If the operation materializes in full, it will give birth to computing capacity of over 10 gigawatts, equivalent to several dozen next-generation data centers. This level of power will allow OpenAI to launch even more massive models, equipped with real-time inference capabilities on a planetary scale. We’re entering an era of artificial intelligence industrialization, where each actor must master not only the algorithm, but also infrastructure and capital.
In this logic, OpenAI pursues its diversification strategy. The partnership with Nvidia complements ongoing projects with other key actors like Oracle or SoftBank, within the Stargate program framework. This isn’t a single pivot, but a complex network of relationships aimed at building a global, resilient, distributed, and energy-intensive infrastructure.

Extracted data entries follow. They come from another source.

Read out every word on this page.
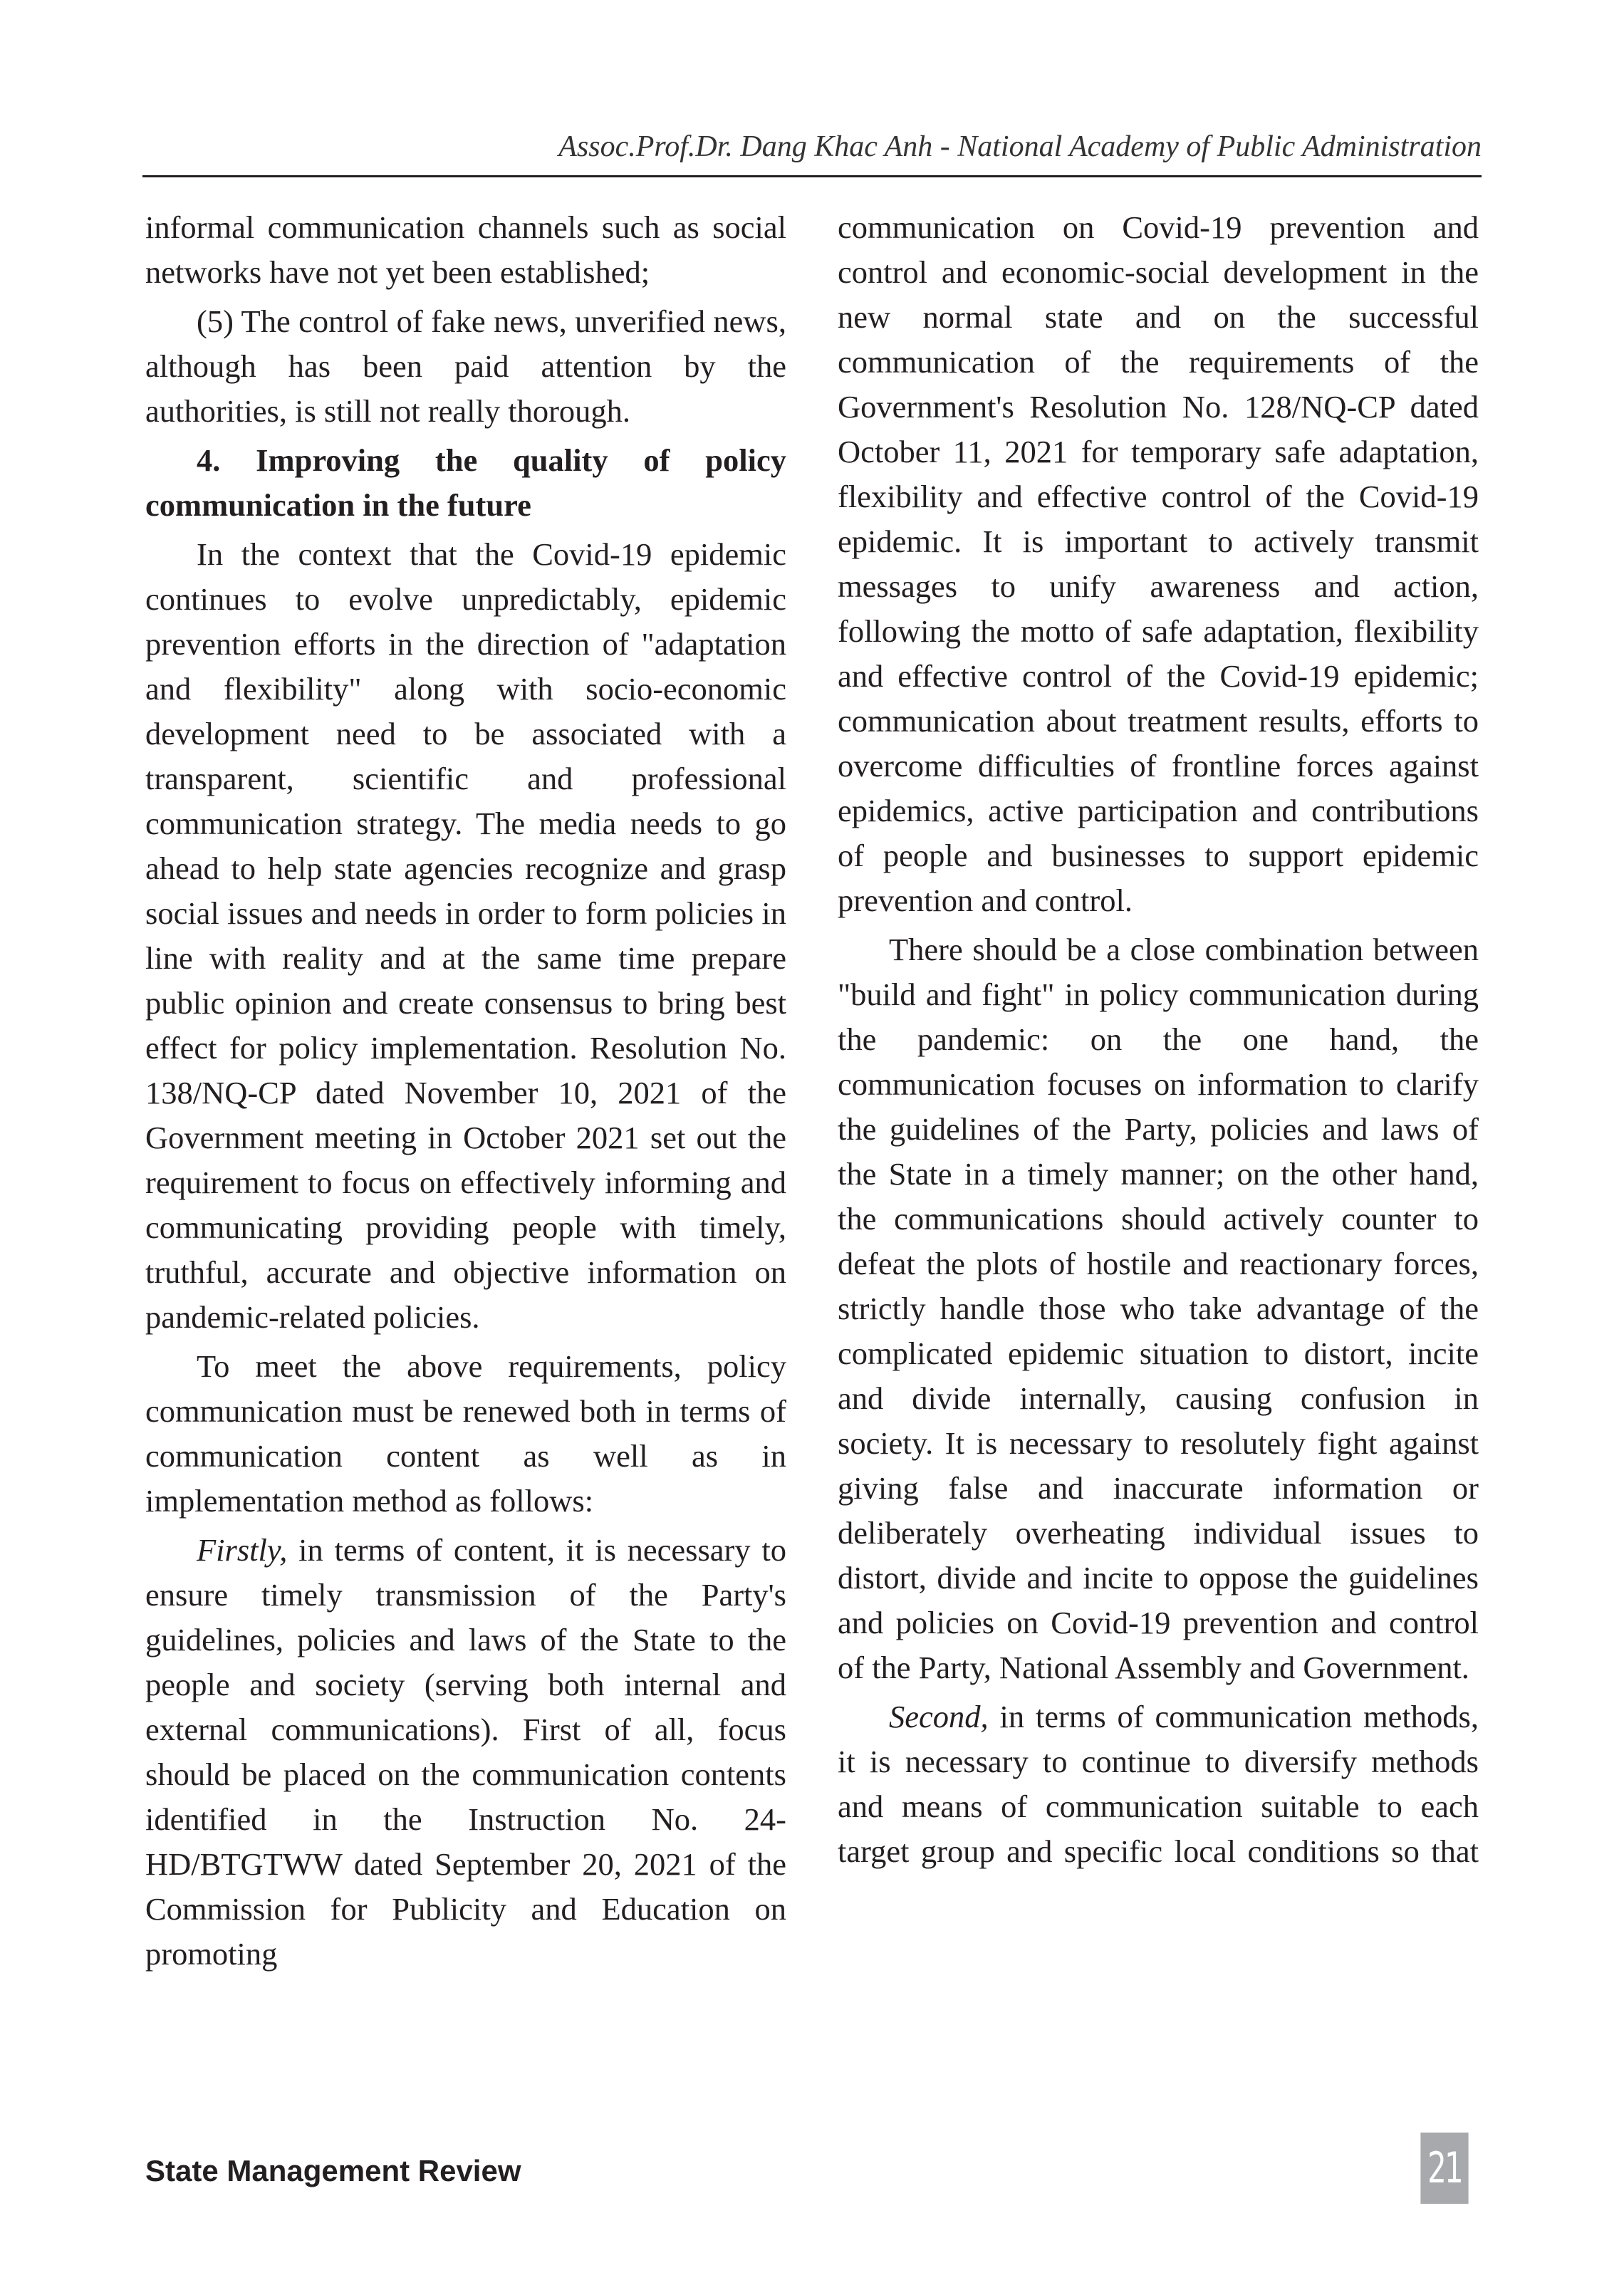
Assoc.Prof.Dr. Dang Khac Anh - National Academy of Public Administration

informal communication channels such as social networks have not yet been established;

(5) The control of fake news, unverified news, although has been paid attention by the authorities, is still not really thorough.

4. Improving the quality of policy communication in the future

In the context that the Covid-19 epidemic continues to evolve unpredictably, epidemic prevention efforts in the direction of "adaptation and flexibility" along with socio-economic development need to be associated with a transparent, scientific and professional communication strategy. The media needs to go ahead to help state agencies recognize and grasp social issues and needs in order to form policies in line with reality and at the same time prepare public opinion and create consensus to bring best effect for policy implementation. Resolution No. 138/NQ-CP dated November 10, 2021 of the Government meeting in October 2021 set out the requirement to focus on effectively informing and communicating providing people with timely, truthful, accurate and objective information on pandemic-related policies.

To meet the above requirements, policy communication must be renewed both in terms of communication content as well as in implementation method as follows:

Firstly, in terms of content, it is necessary to ensure timely transmission of the Party's guidelines, policies and laws of the State to the people and society (serving both internal and external communications). First of all, focus should be placed on the communication contents identified in the Instruction No. 24-HD/BTGTWW dated September 20, 2021 of the Commission for Publicity and Education on promoting

communication on Covid-19 prevention and control and economic-social development in the new normal state and on the successful communication of the requirements of the Government's Resolution No. 128/NQ-CP dated October 11, 2021 for temporary safe adaptation, flexibility and effective control of the Covid-19 epidemic. It is important to actively transmit messages to unify awareness and action, following the motto of safe adaptation, flexibility and effective control of the Covid-19 epidemic; communication about treatment results, efforts to overcome difficulties of frontline forces against epidemics, active participation and contributions of people and businesses to support epidemic prevention and control.

There should be a close combination between "build and fight" in policy communication during the pandemic: on the one hand, the communication focuses on information to clarify the guidelines of the Party, policies and laws of the State in a timely manner; on the other hand, the communications should actively counter to defeat the plots of hostile and reactionary forces, strictly handle those who take advantage of the complicated epidemic situation to distort, incite and divide internally, causing confusion in society. It is necessary to resolutely fight against giving false and inaccurate information or deliberately overheating individual issues to distort, divide and incite to oppose the guidelines and policies on Covid-19 prevention and control of the Party, National Assembly and Government.

Second, in terms of communication methods, it is necessary to continue to diversify methods and means of communication suitable to each target group and specific local conditions so that

State Management Review	21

Several scenarios emerge. If the partnership is well executed, Nvidia could establish itself as the central pillar of the coming cognitive economy, while OpenAI would become the dominant actor in producing generalist models. But if regulatory constraints accumulate, or if returns on investment fall short, a redefinition of scope could be necessary. The path is ambitious, but fraught with uncertainties.
In all cases, this massive commitment opens a new chapter. It seals the growing interdependence between computing power, investment capital, and strategic direction of artificial intelligence. Nvidia no longer merely supplies tools: it invites itself to the heart of the game. And OpenAI, far from being an isolated laboratory, becomes the catalyst of a new globalized technological order.